L'Almanach des Modes donne la composition d'un trousseau, en cette année 1817. Malgré la longueur de ce document, je ne crois pas inutile de le reproduire. Il est instructif et a son intérêt:
«Voici une note exacte de ce qui compose le trousseau d'une riche héritière; elle est puisée aux meilleures sources. Nous en appelons à toutes les demoiselles; qu'elles disent s'il y a rien là de superflu.

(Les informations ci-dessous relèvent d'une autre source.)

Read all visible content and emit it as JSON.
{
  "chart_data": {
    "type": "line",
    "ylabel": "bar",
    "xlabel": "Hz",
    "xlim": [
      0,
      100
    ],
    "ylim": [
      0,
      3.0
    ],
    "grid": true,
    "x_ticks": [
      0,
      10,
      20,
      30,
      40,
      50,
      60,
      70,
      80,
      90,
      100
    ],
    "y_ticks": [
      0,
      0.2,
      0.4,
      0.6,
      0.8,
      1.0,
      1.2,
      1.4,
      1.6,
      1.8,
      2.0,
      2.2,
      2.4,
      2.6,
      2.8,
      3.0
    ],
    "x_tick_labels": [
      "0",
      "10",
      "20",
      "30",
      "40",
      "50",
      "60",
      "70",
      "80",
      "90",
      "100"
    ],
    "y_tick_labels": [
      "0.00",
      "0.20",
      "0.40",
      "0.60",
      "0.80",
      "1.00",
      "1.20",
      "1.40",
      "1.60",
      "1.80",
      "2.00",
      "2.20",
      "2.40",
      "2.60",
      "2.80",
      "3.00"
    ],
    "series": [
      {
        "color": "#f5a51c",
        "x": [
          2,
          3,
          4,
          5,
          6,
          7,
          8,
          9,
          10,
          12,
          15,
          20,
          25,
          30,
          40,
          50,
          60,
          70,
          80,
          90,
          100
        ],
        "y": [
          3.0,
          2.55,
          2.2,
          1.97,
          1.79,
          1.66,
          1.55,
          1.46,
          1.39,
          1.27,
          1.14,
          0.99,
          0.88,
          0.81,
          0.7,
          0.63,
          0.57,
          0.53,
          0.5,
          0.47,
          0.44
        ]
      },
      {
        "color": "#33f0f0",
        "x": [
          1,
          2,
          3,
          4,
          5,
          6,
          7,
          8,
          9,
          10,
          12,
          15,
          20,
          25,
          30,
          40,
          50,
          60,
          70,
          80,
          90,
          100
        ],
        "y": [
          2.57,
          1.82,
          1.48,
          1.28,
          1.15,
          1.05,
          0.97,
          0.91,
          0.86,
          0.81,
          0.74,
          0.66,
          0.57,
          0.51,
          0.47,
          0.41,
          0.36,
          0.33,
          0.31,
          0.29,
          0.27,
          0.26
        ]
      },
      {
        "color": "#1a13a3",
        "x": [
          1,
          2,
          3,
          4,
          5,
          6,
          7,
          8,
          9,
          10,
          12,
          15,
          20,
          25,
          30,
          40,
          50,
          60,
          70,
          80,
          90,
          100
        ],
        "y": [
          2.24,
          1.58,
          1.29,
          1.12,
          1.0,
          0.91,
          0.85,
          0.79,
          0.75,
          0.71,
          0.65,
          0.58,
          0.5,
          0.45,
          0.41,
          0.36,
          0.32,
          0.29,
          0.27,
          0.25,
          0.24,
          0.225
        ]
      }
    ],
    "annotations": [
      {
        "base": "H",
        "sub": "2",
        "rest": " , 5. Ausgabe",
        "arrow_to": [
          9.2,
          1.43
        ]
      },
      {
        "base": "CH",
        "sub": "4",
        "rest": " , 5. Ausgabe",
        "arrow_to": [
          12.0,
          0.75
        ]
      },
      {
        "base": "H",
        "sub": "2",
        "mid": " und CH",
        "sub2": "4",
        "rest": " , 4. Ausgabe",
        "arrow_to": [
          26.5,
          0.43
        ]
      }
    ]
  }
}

«Deux douzaines de chemises de toile de Frise, petits poignets garnis en Valenciennes;—2 douzaines id. de percalle, poignets brodés; 18 chemises de toile pour la nuit;—6 id. de percale forme montante et manches longues, avec garniture de mousseline au col; lesquelles peuvent servir de jupon et de camisole;—6 camisoles de nuit, garnies en feston;—6 id. pour le matin, garnies de bandes brodées;—6 jupons de basin superfin;—6 id. de percalle, à garnitures variées en mousseline;—12 bonnets de nuit en batiste d'Écosse, garnis de mousseline brodée et festonnée;—4 douzaines de mouchoirs de batiste à vignette blanche;—1 douzaine id. de toile superfine;1 douzaine id. de batiste brodée;—4 douzaines de serviettes de toilette;—6 peignoirs de toilette;—1 douzaine de frottoirs;—8 robes de percalle, façons diverses;—4 robes-redingote;—1 robe de mariage en mousseline des Indes (la garniture unie à fournir par le futur, doit être du prix de 150 fr. au moins);—12— fichus et canezous en mousseline brodée, garnis de tulle;—3 bonnets de mousseline brodée;—4 pièces de petite dentelle;—6 douzaines de paires de bas superfins;—2 pièces de percalle pour employer à volonté;colerettes, bandes brodées;—1 douzaine de madras;—1 douzaine de taies d'oreiller garnies de dentelle;—4 couvre-pieds en percalle garnis;—1 couvre-pieds de parade, point de Bruxelles;—1 douzaine de coiffes de pelottes, brodées avec chiffre et dentelle;—1 robe de cachemire blanc à bordure pour le matin;—id. à palmes pour le soir»[151].
Cette lingerie prêtait, bien entendu, matière à exposition et à protocole:
«Quelques jours avant le mariage, le trousseau doit être disposé sur une table que l'on recouvre de mousseline ou de quelqu'autre étoffe précieuse, pour être montré aux parents et amis. Les différentes parties en sont nouées avec des faveurs, et séparées par des bouquets de fleurs artificielles.
«Il faut ajouter au trousseau de la mariée le cadeau qu'elle doit faire à son futur; il est aussi simple qu'autrefois. Ce sont:
«Deux chemises de batiste;1 paire de manchettes et jabot de dentelles;2 cravates de mousseline;2 madras[152]».
Après le trousseau, la corbeille:
«Le futur donne en échange de ce présent une corbeille de mariage renfermant:
«Une douzaine d'éventails riches et variés;4 aumonières garnies en or et en acier;3 douzaines de gants longs; 6 douzaines de gants courts;1 douzaine de bourses variées, en or et soie, en acier, en perles;2 flacons en cristal de roche avec bouchons d'or;jarretières élastiques avec coulants, médaillons, etc.;1 bonbonnière d'écaille blonde avec cercles d'or;1 bonbonnière en cristal; 12 robes de fantaisie;1 voile d'Angleterre;1 cachemire long;1 cachemire carré; 1 robe de tulle;1 robe lamée;nécessaire complet en vermeil;1 écrin;1 buisson de fleurs artificielles;1 paquet de plumes d'autruche.